Внизу, в Медовом зале, гости уже расположились, как у себя дома: обедали и пили эль. И ярл Римонд должен был присутствовать на этом обеде. На пир позвали скальда, и он затянул какую‑то песню о великом Севере. Весь двор замка охраняла стража, так, что и мышь не проскочит, а со двора доносился стук молота. Это проповедники привели кузнеца и занимались рабами – снимали ошейники. Как и предположила Олинн, вспомнив рассказ Игвара, никто по доброй воле в рабстве остаться не захотел. Все присягнули новому королю и приняли истинного бога, даже если в него и не верили. На хозяйственном дворе запылал большой костёр, там проводили ритуал очищения огнём для вновь обретённых божьих детей. А когда им выкатили ещё и бочку эля, то и вовсе начался праздник во славу нового короля и заодно командора Грира, который отдал эти распоряжения. Олинн слышала радостные возгласы сквозь открытое окно, но была как будто в другом месте, для неё всё случившееся было слишком неожиданным и стремительным. Всё изменилось в одно мгновенье.
Пока служанки спешно одевали будущую невесту для смотрин, эйлин Гутхильда, словно ворон, кружила вокруг. Мачеха сама перерыла все сундуки Фэды и принесла одно из тех платьев, которые её старшая дочь не любила. Светло‑зелёное, подбитое золотым кружевом. Эту ткань и кружево отец привез с юга, когда вернулся с очередной добычей. Платье сшили для Фэды, но оно ей не понравилось. Не к лицу той оказался травянистый цвет ткани, слишком жёлтой выглядела от него кожа. Платье сложили в сундук до поры до времени – подрастёт Селия, той всё сгодится. А вот Олинн платье подошло в самый раз, и цвет, и фасон, только оказалось длинновато, ведь Фэда куда выше ростом. И служанки, упав на колени, отпарывали кружево и споро работали костяными иглами, подбирая юбку. К платью мачеха принесла прозрачную накидку для головы и с тоской посмотрела на украшения, которые ярл Римонд вывалил из ларца на кровать, приказав служанкам, чтобы на невесту надели всё.

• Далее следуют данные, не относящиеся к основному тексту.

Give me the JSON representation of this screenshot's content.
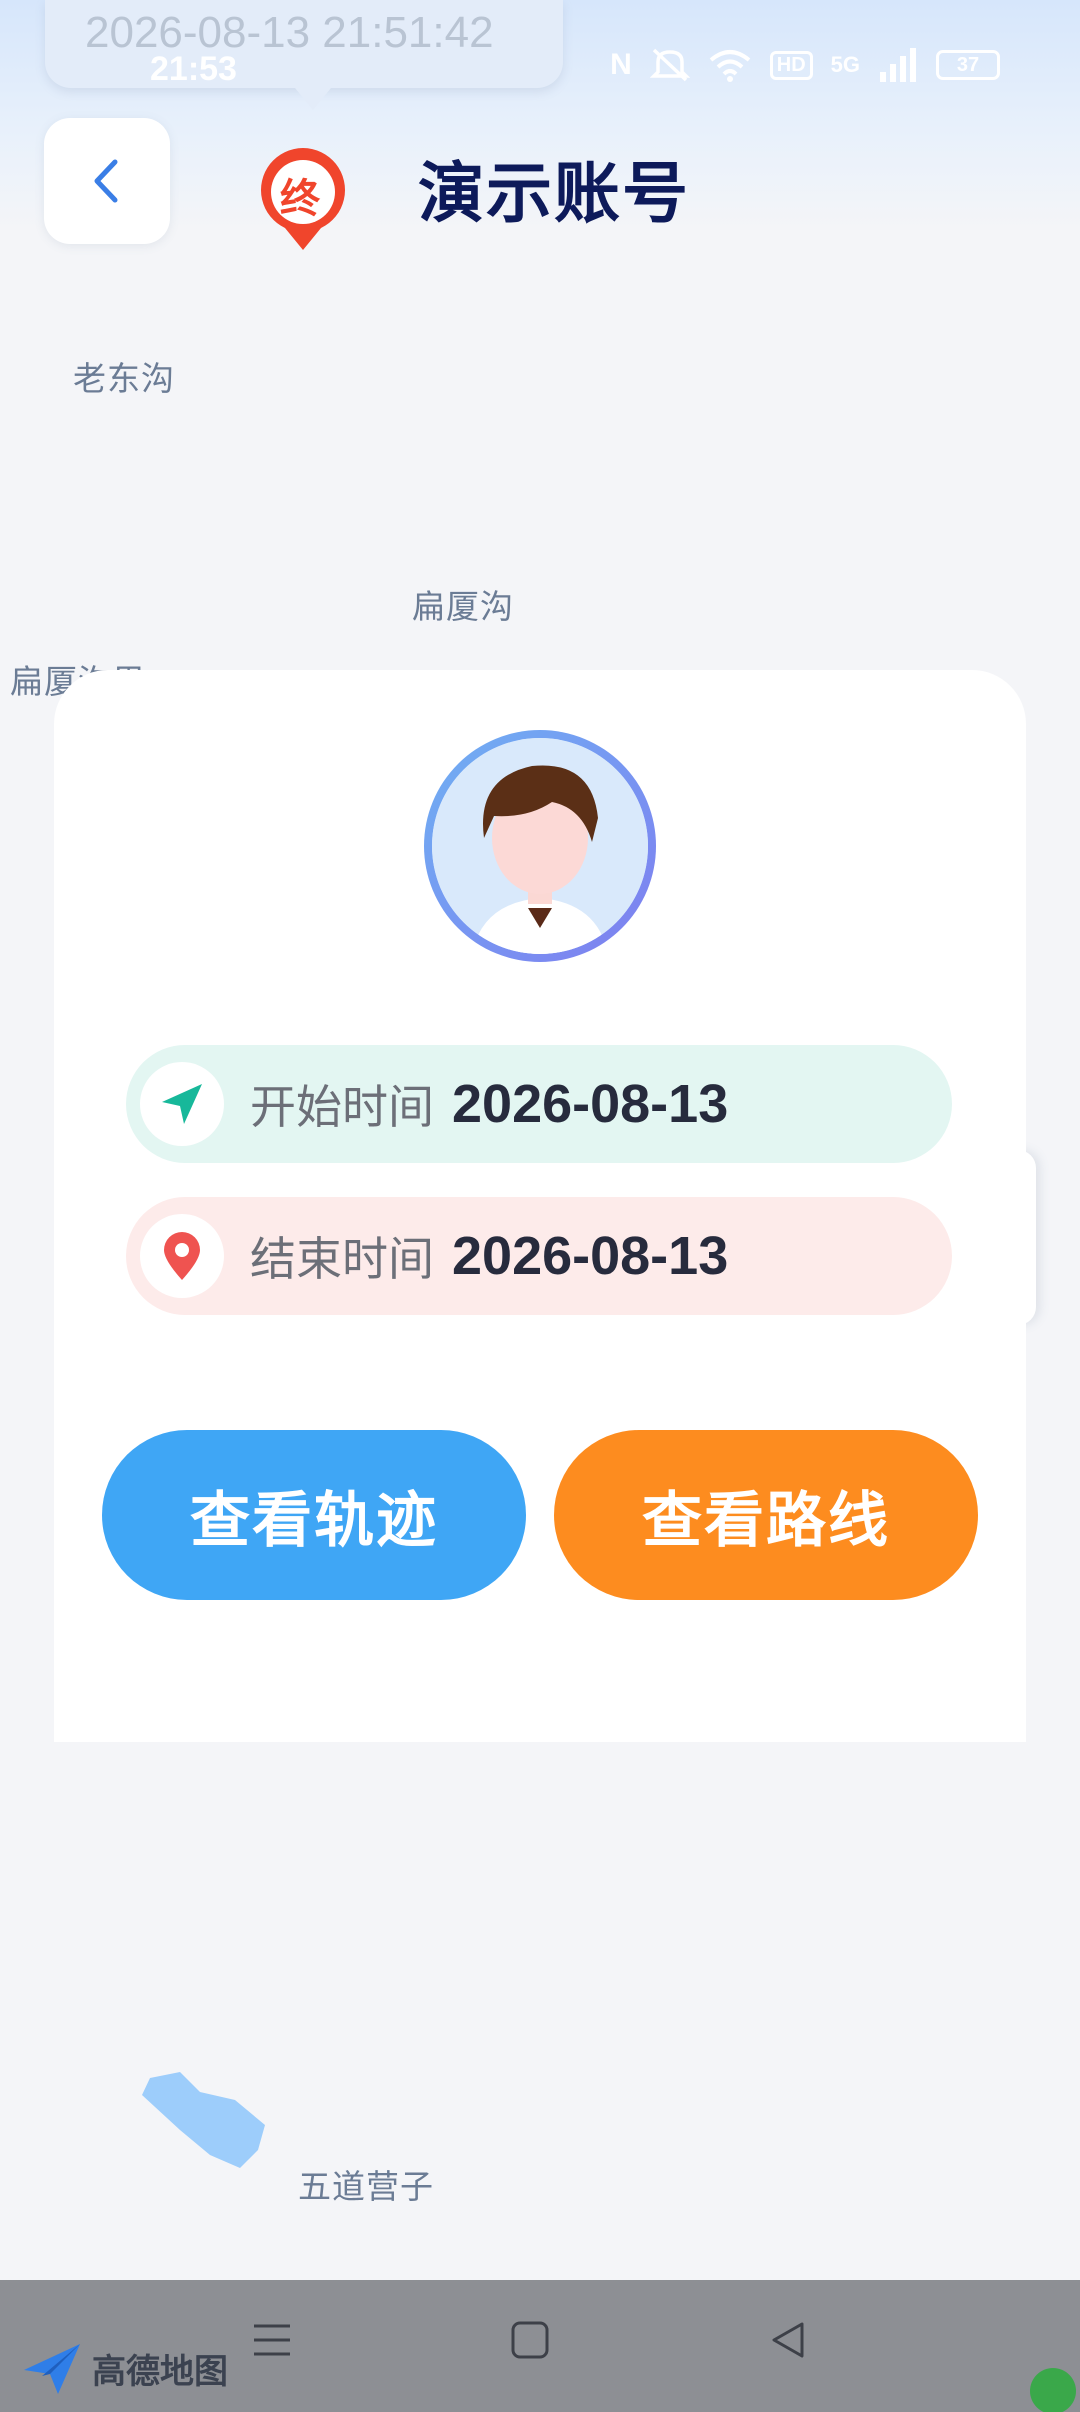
{
  "status_bar": {
    "notification_text": "2026-08-13 21:51:42",
    "time": "21:53",
    "nfc": "N",
    "hd": "HD",
    "network": "5G",
    "battery": "37"
  },
  "header": {
    "marker_label": "终",
    "title": "演示账号"
  },
  "map": {
    "labels": [
      "老东沟",
      "扁厦沟",
      "扁厦沟里",
      "五道营子"
    ]
  },
  "card": {
    "start_label": "开始时间",
    "start_value": "2026-08-13",
    "end_label": "结束时间",
    "end_value": "2026-08-13",
    "track_button": "查看轨迹",
    "route_button": "查看路线"
  },
  "footer": {
    "logo_text": "高德地图"
  },
  "colors": {
    "title": "#0d1a5a",
    "track_button": "#3fa6f5",
    "route_button": "#fd8c1f",
    "start_row": "#e3f6f2",
    "end_row": "#fdebea",
    "start_icon": "#17b89a",
    "end_icon": "#ef5350"
  },
  "icons": {
    "back": "chevron-left-icon",
    "end_marker": "end-location-pin-icon",
    "start": "navigation-arrow-icon",
    "end": "location-pin-icon"
  }
}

И служанки старались. Искусно заплели волосы витиеватыми косами и уложили, перевив жемчугом и янтарём. Покрыли голову накидкой и прикололи к плечам драгоценными фибулами, а на грудь повесили многослойное ожерелье. Браслеты и кольца, и даже пояс, всё было украшено камнями так обильно, что Олинн казалось, ей на плечи положили по мешку ячменя, такое всё тяжёлое! Мачеха хотела забрать её серебряный кулон, но Олинн вцепилась в него мёртвой хваткой – не отдам! И спрятала под остальными драгоценностями.

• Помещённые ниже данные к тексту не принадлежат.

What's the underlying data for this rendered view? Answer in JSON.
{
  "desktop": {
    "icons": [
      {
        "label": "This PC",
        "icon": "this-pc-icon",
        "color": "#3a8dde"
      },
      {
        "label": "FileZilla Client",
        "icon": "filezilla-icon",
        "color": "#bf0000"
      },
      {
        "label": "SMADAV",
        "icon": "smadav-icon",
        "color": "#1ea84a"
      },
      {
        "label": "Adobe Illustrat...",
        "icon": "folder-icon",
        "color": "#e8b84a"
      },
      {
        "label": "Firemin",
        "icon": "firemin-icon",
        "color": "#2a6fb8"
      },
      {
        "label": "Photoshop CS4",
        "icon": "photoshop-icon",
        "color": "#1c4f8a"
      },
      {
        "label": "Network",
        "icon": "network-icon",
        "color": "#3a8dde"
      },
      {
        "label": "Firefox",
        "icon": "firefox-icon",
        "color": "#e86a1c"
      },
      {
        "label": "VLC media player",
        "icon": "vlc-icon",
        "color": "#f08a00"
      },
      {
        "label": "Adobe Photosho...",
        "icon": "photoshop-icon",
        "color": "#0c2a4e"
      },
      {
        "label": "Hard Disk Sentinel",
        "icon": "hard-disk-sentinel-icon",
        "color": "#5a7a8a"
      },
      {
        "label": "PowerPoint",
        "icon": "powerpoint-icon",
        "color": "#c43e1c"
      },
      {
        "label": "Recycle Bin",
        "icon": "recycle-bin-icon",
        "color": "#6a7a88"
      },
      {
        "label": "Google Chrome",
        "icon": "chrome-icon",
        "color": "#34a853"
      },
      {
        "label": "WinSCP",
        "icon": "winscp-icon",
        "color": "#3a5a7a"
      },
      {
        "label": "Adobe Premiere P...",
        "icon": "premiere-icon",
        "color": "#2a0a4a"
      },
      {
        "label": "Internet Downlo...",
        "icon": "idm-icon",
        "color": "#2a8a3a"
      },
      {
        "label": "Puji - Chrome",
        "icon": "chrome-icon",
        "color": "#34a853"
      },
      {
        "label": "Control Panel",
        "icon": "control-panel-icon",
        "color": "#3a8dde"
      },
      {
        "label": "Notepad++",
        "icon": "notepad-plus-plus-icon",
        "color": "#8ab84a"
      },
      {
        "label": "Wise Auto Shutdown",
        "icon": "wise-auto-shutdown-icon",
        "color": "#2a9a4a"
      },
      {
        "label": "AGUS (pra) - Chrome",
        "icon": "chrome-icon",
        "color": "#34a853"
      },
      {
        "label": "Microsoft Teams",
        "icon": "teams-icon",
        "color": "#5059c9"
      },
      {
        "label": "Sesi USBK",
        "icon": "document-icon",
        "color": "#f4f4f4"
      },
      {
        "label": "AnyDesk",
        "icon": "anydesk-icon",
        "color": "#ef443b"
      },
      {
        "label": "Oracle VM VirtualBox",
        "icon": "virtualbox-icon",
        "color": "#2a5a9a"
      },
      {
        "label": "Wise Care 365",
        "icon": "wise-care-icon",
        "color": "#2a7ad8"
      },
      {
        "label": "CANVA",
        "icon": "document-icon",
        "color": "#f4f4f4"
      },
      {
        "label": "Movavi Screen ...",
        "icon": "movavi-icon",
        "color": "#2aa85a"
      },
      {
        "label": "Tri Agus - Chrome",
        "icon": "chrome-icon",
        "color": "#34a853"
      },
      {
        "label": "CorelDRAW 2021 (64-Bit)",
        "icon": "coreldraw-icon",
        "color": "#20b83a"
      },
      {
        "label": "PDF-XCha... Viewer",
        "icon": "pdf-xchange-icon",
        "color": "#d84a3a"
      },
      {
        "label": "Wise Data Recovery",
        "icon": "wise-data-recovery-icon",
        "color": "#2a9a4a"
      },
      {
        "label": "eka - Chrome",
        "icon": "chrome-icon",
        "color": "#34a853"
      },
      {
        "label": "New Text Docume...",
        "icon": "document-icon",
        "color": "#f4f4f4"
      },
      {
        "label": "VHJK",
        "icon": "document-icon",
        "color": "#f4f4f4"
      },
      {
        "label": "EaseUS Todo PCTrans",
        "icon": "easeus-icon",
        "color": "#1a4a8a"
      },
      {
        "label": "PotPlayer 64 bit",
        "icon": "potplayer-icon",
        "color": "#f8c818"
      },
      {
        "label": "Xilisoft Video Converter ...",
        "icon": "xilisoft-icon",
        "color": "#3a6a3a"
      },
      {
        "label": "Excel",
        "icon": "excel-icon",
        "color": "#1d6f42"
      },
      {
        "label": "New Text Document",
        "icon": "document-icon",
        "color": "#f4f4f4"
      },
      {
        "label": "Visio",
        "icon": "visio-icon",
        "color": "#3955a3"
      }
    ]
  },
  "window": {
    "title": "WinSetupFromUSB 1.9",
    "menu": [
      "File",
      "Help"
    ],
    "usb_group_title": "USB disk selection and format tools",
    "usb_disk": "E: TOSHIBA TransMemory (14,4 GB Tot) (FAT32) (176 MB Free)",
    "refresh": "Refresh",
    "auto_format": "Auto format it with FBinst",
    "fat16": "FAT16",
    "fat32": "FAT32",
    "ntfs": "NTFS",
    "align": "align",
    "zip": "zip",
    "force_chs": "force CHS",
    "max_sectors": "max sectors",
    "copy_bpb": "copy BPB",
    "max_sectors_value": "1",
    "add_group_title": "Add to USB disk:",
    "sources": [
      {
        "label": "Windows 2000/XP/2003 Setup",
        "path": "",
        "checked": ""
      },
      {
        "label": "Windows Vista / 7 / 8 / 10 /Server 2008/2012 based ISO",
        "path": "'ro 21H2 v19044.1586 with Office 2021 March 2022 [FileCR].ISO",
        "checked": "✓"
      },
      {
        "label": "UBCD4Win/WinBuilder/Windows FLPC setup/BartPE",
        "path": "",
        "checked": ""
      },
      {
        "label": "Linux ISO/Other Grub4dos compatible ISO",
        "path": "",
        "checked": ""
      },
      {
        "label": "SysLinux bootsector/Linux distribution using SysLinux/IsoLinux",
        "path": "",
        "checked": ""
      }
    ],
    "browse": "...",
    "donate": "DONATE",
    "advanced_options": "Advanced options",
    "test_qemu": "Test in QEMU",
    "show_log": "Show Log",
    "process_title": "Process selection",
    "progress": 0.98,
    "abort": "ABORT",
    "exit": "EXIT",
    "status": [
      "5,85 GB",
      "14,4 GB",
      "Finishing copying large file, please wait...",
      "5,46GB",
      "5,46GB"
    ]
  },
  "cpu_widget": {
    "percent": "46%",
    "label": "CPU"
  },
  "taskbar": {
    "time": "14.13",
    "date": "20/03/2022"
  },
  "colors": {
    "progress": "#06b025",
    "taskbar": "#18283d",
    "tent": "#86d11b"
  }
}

Как ни странно, мачеха даже позволила ей посмотреться в своё зеркало. Олинн глянула и не узнала себя.
И вовсе не красивое платье и все те украшения, что так непривычно смотрелись на ней, вызвали у неё недоумение, а глаза…
Ох, Луноликая, а что это у неё с глазами?
Вот теперь она поняла, о чём это последнее время все у неё спрашивают. Ей казалось, что сейчас из зеркала на неё смотрела не Олинн Суонн, вернее, теперь уже Олинн Олруд. Какими−то особенно яркими стали её глаза. И совсем зелёными. Как будто ушла из них половина других оттенков, и лишь совсем немного осталось карего с желтизной. И Олинн невольно посмотрела на свои ладони, подумав о том, что, может, это всё из‑за звезды? Но последний раз знак проступил на ладони в тот вечер, когда эрль провёл по нему гусиным пером. С тех пор звезда молчала, и Олинн сжала руку в кулак. На всякий случай. Привыкла уже невольно прятать руку, как будто на ней стояло клеймо. А вот теперь придётся прятать и вторую, хоть на ней и не видно ничего. Но ощущение того, что она проклята, легло на душу тяжёлым грузом.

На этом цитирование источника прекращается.